Nasıl mutlu, nasıl gururlu, nasıl sahici bir arkadaşlık halindeydi...
Çünkü, Gana bugüne kadar Avrupa’dan aldığı jeneratörlerle elektriğin birimine 30 sent ödüyormuş.
Şimdi Türkiye’den aldıkları bu enerji gemisiyle 10 sent ödüyorlar...
Kan emmenin sonudur bu.
Avrupa artık...
Eski çağlardaki buyurgan tarzından vazgeçmek zorundadır.
Dinlemek, anlamak ve konuşmak zorundadır.
Dahası, o ülke halklarının siyasi tercihlerine saygı duymalıdır.
En azından bu üslup, ne diplomasiye ne de insan haklarına yakışıyor.
Çünkü artık Türkiye’nin bu içinde bulunduğu coğrafyanın sınırları ve sorunları eski çağlardaki gibi cetvelle çizilemeyecek kadar büyümüş ve derinleşmiştir.
Paris’in arka sokaklarındaki bu gerçek bütün çıplaklığıyla duruyor.
Nasıl mı?
Yıllarca Fas, Tunus ve Cezayir üzerinde bir sömürge imparatorluğu kurduktan sonra...

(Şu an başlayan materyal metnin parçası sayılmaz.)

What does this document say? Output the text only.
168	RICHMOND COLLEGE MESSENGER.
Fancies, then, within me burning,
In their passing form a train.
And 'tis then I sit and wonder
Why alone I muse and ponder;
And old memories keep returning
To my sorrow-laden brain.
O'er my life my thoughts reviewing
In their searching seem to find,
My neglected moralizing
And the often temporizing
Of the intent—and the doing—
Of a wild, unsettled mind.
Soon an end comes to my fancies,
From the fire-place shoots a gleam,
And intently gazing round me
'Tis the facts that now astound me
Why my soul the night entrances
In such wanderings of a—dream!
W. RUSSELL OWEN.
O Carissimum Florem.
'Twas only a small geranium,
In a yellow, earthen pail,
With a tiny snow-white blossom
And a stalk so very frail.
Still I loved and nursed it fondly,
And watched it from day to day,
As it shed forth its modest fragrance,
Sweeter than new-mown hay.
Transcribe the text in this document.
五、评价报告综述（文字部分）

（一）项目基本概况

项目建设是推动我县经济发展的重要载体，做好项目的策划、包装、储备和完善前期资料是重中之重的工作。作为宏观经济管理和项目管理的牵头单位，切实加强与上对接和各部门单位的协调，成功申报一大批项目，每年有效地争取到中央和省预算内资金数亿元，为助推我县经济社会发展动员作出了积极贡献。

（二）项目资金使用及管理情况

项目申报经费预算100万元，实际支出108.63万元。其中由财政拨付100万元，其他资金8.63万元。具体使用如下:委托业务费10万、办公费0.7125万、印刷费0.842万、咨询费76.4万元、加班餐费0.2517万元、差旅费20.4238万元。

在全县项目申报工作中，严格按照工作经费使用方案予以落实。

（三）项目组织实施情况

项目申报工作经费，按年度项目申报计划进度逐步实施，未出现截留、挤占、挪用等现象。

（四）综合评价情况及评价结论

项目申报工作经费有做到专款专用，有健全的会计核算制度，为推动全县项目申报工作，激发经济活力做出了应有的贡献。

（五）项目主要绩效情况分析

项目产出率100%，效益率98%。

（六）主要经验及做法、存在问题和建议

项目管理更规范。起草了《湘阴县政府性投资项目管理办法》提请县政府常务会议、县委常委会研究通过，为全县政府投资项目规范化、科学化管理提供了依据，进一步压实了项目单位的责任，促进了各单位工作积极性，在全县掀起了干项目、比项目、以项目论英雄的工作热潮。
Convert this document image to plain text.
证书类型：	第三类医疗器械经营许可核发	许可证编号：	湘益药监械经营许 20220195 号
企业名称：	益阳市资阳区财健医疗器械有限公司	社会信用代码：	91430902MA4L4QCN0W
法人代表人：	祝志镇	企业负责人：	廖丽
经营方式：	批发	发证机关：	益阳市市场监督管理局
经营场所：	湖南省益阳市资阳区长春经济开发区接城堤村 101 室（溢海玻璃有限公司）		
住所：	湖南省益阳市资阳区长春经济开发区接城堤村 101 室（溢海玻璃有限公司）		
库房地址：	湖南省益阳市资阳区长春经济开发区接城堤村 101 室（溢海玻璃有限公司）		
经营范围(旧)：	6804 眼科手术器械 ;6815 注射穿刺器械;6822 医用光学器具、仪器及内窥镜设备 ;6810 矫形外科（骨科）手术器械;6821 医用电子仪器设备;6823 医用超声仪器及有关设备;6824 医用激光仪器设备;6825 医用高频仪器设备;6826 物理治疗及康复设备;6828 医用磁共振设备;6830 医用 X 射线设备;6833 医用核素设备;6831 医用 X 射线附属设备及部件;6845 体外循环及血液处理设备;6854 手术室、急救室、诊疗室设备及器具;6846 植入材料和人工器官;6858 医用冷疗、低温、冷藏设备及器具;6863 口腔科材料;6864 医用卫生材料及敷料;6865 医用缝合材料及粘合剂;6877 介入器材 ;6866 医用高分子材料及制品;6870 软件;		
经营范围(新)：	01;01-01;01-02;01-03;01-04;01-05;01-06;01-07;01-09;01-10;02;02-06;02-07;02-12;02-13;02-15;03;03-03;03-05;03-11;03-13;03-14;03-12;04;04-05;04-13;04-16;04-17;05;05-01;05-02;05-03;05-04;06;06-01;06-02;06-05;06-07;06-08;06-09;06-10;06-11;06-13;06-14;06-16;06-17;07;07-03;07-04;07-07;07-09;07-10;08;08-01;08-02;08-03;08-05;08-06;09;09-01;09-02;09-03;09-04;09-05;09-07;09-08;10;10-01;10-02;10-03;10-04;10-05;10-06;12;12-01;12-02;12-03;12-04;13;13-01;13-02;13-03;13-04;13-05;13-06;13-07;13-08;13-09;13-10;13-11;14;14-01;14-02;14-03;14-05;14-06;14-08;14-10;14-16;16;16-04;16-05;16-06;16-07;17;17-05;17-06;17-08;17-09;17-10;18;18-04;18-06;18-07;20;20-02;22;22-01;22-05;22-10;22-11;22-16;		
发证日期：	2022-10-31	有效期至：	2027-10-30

O sömürgenin Fransız pasaportlu çocukları...
Şimdi Paris’in gettolarında DEAŞ için militan oluyorlar ya...
Aynı şey Berlin için de geçerli.
Zaten bir sohbetimiz sırasında Alman İçişleri Bakanı Thomas de Maiziere bana bütün samimiyetiyle şöyle demişti:
- DEAŞ’a giden bu çocukları anlamaya çalışıyoruz. Neden gidiyorlar?
İşte şimdi cevabı ben veriyorum:
Bu buyurgan tavrınızdan dolayı.
Konuşmayı denemiyorsunuz...
Anlamayı denemiyorsunuz...
“Bizden olan medenidir, diğeri bedevidir” kafası artık işlemiyor.
Üstelik bedevilik de anlamanız gereken önemli bir kültürdür.